Here is another comment on Krugman. It is exactly the maximum length he allows (and three periods are followed by single spaces to get the counter to 0 from -3 — I might as well tweet).

His excellent post is here.

He links to an even better post by Matt O’Brien at wonkblog. It’s depressing, but you really should read it.

My comment is after the jump.

I think the error which you and O’Brien denounce might be part of the problem and not just because it is an argument against stimulus. Abandon the standard assumption that, when acting as economic agents, people are rational, even if they are irrational when acting as commentators and policy makers.

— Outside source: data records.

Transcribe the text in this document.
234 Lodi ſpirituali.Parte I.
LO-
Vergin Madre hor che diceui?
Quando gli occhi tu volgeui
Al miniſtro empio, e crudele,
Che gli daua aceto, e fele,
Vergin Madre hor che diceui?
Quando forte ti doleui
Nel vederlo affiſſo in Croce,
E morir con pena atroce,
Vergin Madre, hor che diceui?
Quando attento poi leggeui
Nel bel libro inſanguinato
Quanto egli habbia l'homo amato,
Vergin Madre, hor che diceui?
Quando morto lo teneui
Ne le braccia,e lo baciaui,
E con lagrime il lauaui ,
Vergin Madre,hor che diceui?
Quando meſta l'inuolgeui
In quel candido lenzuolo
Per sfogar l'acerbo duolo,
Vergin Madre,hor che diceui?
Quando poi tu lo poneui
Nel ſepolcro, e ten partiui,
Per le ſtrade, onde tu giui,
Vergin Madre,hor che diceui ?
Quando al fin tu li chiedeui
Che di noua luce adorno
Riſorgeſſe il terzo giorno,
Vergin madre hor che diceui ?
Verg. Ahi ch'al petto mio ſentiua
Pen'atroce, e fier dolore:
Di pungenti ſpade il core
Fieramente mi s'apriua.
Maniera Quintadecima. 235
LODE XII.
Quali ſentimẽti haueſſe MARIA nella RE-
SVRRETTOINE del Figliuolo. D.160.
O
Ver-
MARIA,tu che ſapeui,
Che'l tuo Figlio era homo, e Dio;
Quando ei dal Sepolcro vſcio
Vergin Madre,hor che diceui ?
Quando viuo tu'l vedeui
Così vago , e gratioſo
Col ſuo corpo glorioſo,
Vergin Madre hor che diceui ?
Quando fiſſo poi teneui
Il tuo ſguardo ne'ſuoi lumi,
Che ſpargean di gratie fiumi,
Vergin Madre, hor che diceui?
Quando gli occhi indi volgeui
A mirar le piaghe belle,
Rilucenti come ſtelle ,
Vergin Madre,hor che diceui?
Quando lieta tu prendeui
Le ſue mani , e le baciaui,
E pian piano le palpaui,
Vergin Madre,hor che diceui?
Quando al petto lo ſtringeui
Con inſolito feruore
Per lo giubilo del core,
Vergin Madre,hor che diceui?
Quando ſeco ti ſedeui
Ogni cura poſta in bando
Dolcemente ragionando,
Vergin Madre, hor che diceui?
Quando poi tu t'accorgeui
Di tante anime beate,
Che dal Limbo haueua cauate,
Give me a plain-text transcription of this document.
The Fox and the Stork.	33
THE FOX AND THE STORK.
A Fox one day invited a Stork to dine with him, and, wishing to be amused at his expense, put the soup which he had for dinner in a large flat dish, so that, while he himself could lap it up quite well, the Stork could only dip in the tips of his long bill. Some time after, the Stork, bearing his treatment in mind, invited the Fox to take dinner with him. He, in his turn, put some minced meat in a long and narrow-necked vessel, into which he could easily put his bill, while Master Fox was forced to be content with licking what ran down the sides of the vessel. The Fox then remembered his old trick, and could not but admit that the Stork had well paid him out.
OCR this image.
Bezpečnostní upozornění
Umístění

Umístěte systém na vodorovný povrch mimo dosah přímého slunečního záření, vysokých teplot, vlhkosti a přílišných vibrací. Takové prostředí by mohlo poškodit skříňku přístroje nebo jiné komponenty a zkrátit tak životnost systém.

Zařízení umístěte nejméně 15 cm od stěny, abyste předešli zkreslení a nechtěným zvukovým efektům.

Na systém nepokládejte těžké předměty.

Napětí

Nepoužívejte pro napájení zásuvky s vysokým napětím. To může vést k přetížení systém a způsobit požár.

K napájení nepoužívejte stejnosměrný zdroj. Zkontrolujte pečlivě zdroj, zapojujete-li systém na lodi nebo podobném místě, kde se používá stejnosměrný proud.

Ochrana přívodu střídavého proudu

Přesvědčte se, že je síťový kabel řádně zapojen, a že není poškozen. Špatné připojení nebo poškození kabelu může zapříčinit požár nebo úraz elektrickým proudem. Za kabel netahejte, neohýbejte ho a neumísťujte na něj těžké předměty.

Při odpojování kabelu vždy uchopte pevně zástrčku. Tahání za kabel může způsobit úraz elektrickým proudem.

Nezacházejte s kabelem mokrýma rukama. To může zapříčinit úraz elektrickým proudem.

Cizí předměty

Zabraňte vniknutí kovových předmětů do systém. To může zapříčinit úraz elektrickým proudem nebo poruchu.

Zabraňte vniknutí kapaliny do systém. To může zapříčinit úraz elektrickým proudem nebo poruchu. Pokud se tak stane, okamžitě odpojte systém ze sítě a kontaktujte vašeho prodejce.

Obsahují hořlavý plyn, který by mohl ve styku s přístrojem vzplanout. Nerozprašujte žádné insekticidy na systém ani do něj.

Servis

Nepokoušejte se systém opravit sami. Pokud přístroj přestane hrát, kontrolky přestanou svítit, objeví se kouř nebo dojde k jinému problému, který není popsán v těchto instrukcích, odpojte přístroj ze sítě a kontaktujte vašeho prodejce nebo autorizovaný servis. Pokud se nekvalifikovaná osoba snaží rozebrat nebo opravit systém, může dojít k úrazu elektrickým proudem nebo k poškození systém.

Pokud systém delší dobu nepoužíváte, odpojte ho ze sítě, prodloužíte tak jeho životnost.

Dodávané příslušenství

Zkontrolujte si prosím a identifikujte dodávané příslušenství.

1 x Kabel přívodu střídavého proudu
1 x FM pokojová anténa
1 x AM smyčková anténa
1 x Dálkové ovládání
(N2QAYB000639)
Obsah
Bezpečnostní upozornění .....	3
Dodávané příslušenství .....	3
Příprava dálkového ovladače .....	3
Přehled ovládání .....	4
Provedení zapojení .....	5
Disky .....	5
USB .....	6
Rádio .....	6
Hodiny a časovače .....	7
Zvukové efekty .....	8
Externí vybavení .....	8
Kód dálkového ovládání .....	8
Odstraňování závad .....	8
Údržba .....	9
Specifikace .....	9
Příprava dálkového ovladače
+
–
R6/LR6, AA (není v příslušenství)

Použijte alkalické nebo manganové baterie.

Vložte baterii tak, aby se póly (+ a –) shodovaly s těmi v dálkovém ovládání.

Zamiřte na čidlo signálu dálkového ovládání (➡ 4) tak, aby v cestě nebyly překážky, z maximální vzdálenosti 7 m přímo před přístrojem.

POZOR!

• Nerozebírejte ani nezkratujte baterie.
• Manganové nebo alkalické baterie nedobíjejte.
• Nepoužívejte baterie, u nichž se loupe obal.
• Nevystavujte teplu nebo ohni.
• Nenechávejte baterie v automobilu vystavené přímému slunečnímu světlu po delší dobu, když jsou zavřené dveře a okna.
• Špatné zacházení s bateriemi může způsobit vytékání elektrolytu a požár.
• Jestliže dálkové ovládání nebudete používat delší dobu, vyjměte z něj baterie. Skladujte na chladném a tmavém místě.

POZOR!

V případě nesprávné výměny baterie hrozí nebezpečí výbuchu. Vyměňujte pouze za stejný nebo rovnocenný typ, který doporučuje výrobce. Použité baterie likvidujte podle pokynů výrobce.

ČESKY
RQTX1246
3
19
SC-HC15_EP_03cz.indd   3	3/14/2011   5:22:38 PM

One problem for the long term unemployed is that potential employers might believe that there must be something ineffably wrong with the long term unemployed. All that is needed is for potential employers to think that previous potential employers intuited some ineffable problem which the current potential employer missed. The assumed employer intuition must be assumed (by employers) to be less than 100% correlated across employers.

This socially costly error can be the result of employers being accidental theories. Back in 2000, an employer noticed that the guy they hired who had been unemployed for 8 months lacked sticktoativeness. He crunched the number and concluded that the long term unemployed are bad hires. He assumed that the value of the information about unemployment duration is a constant so the long term unemployed are irrationally stigmatized vastly reducing average well being.

The unemployed might make the same mistake. A cost of unemployment is it makes them believe they are failures. If an unemployed person decides that he must have some characteristic which prevents him from being hired, he might be irrationally discouraged reducing re-employment hazard.